Je me suis rendue compte que ça faisait sept jours que j’écoutais ses états d’âme, ses problèmes au bureau, ses regrets avec son ex…

C’est ce qui s’est produit pour Charlotte, 35 ans, qui après une semaine de vacances après sa sœur aînée, se retrouve prise de violents maux de ventre et de sensations d’angoisse. « Je me suis rendue compte que ça faisait sept jours que j’écoutais ses états d’âme, ses problèmes au bureau, ses regrets avec son ex, que j’essayais de solutionner chaque désagrément du voyage, de trouver les meilleurs restos qui puissent prendre en compte ses allergies, d’assurer l’itinéraire en temps et en heure… et que je n’en pouvais plus.” raconte-t-elle. “À aucun moment, elle n’a levé le petit doigt pour s’impliquer et faire en sorte que ça se passe bien. Et finalement, c’est comme ça depuis qu’on est gamine », réalise-t-elle.

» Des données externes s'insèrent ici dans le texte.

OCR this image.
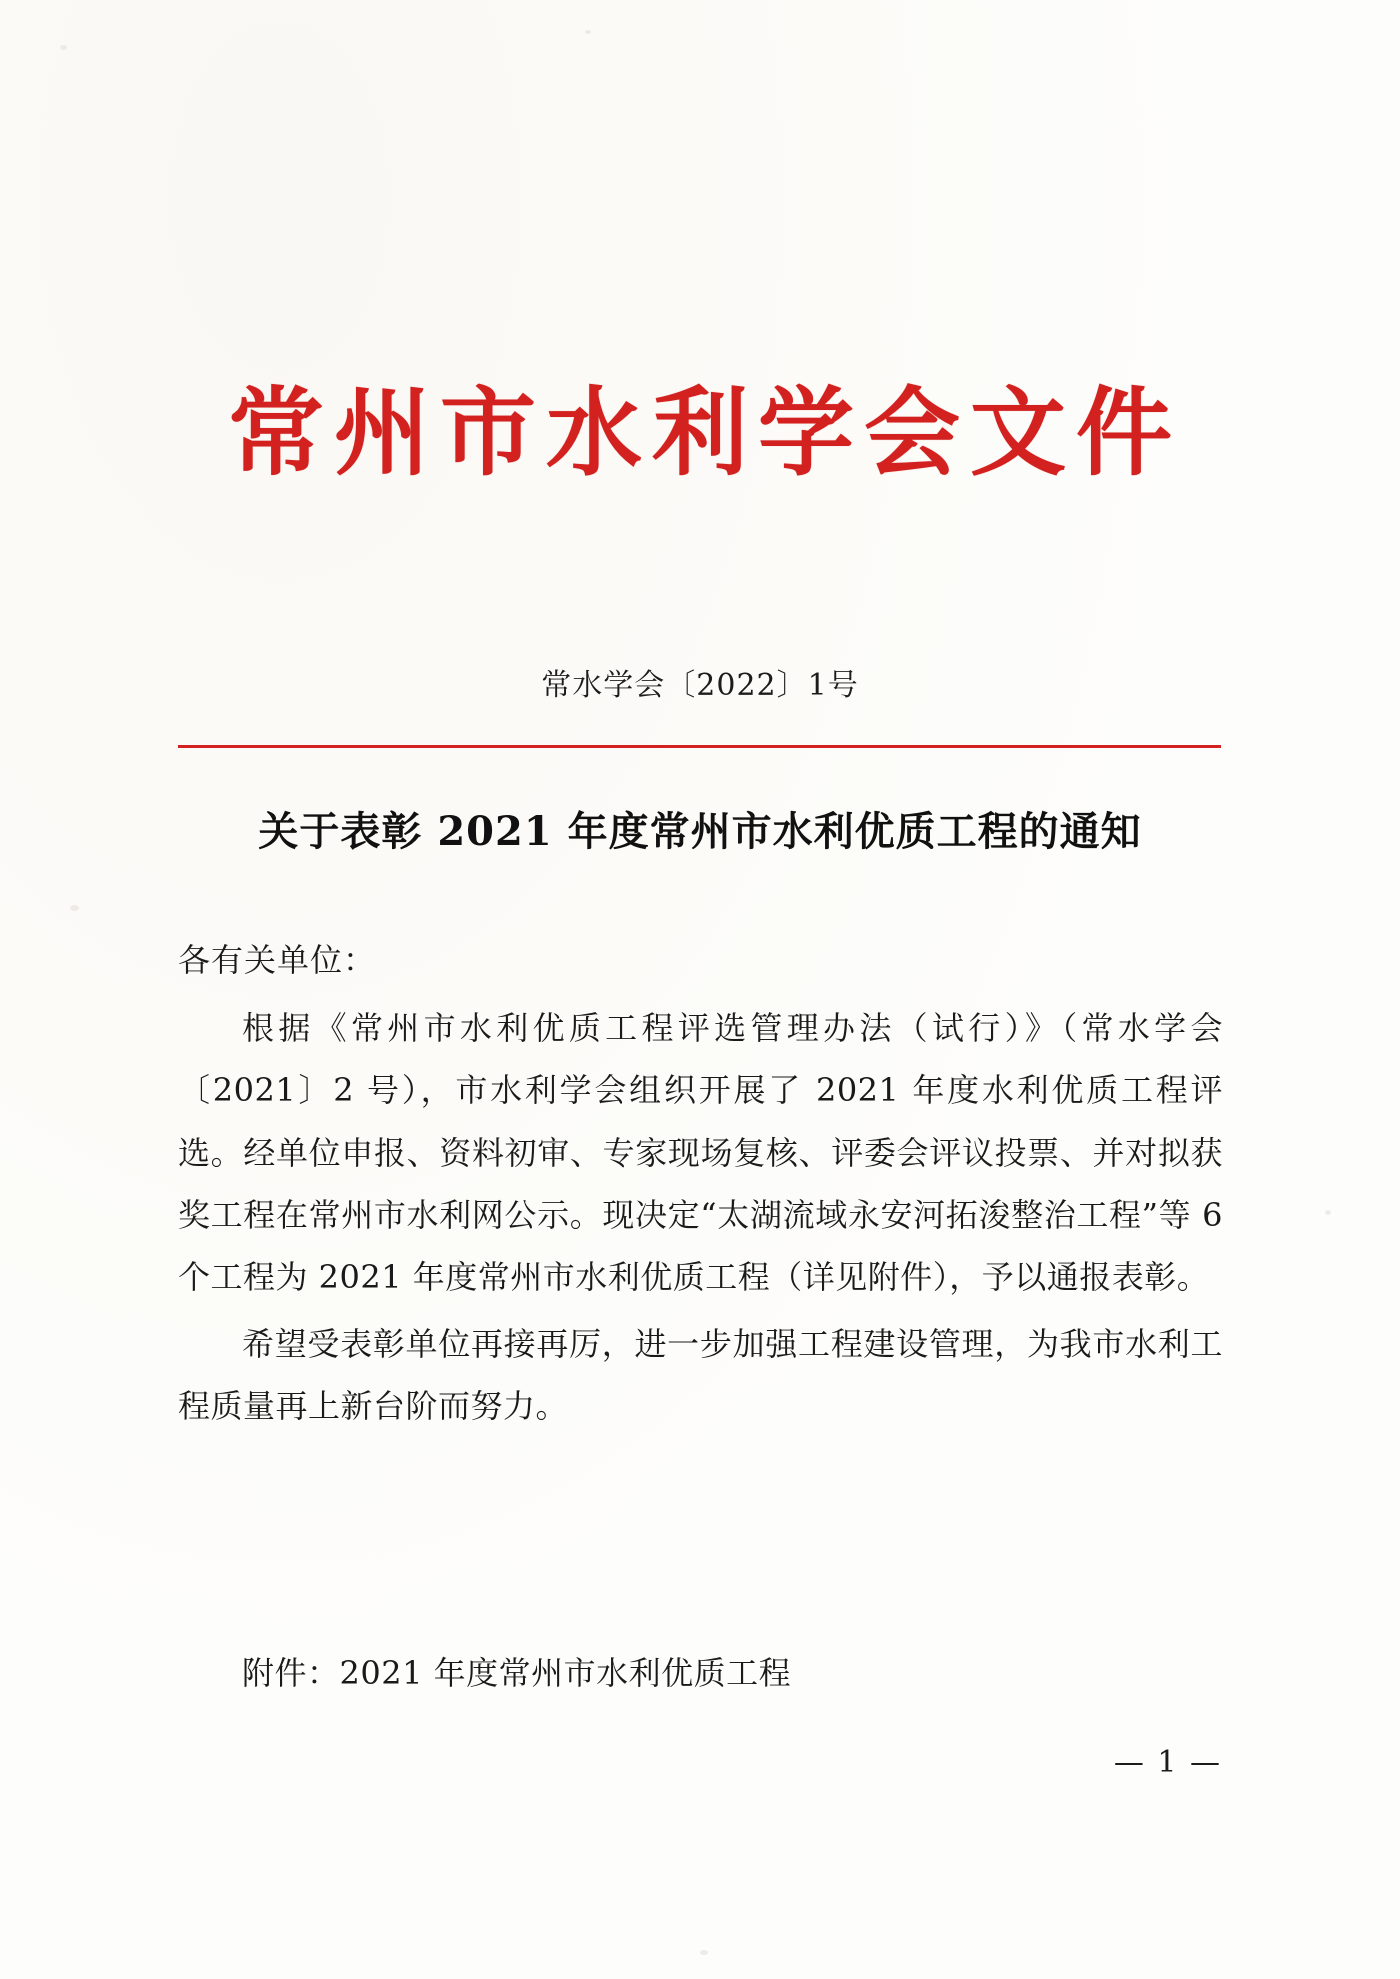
常州市水利学会文件
常水学会〔2022〕1号
关于表彰 2021 年度常州市水利优质工程的通知
各有关单位：

根据《常州市水利优质工程评选管理办法（试行）》（常水学会〔2021〕2 号），市水利学会组织开展了 2021 年度水利优质工程评选。经单位申报、资料初审、专家现场复核、评委会评议投票、并对拟获奖工程在常州市水利网公示。现决定“太湖流域永安河拓浚整治工程”等 6 个工程为 2021 年度常州市水利优质工程（详见附件），予以通报表彰。

希望受表彰单位再接再厉，进一步加强工程建设管理，为我市水利工程质量再上新台阶而努力。

附件：2021 年度常州市水利优质工程
— 1 —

Et si Charlotte a pu gérer cette surchauffe par quelques jours de repos à distance de son aînée, d’autres tombent dans des dépressions dont ils ont parfois du mal à se relever. 

Remonter aux racines de l’enfance

Alors comment l’éviter ? Pour Pascal Aubrit, il faudrait commencer par apprendre à se connaître et comprendre sa propre histoire, “afin de mieux appréhender la façon dont notre peau psychique s’est tissée”, explique-t-il.

Et pour cause, les éponges émotionnelles puiseraient leur porosité dans une petite enfance négligée. « C’est typiquement le cas d’un bébé qui aurait vécu une situation d’inversion des rôles au cours de laquelle la mère lui a fait la demande inconsciente d’assurer la contenance des émotions qui la débordent », pose le psychothérapeute. “N’ayant pas vraiment d’autre choix, le bébé va probablement faire avec les moyens du bord en devenant l’éponge des angoisses et débordements émotionnels familiaux.”

Un mécanisme de survie psychique qui se transformera en trait de personnalité qu’il est important de déconstruire aux côtés d’un professionnel pour mieux accepter sa singularité.

D’autres experts conseillent, notamment aux adolescents, de se plier à des loisirs tels que le théâtre ou les sports collectifs pour apprendre à se réapproprier leur propre enveloppe psychique. « Ça permet de jouer des rôles et de faire la distinction entre ce qui est à nous et ce qui ne l’est pas », précise Anne Landry dans un article du quotidien 20minutes.

Pour d’autres, comme Charlotte, c’est d’apprendre à se tenir à distance raisonnable de certaines personnes de leur entourage, qui volontairement ou non, ont tendance à essorer leurs émotions sur elles. “Je ne pourrai pas couper les ponts avec ma soeur, mais je la vois à petites doses », conclut celle qui, de toute évidence, ne repartira pas de sitôt avec elle en vacances.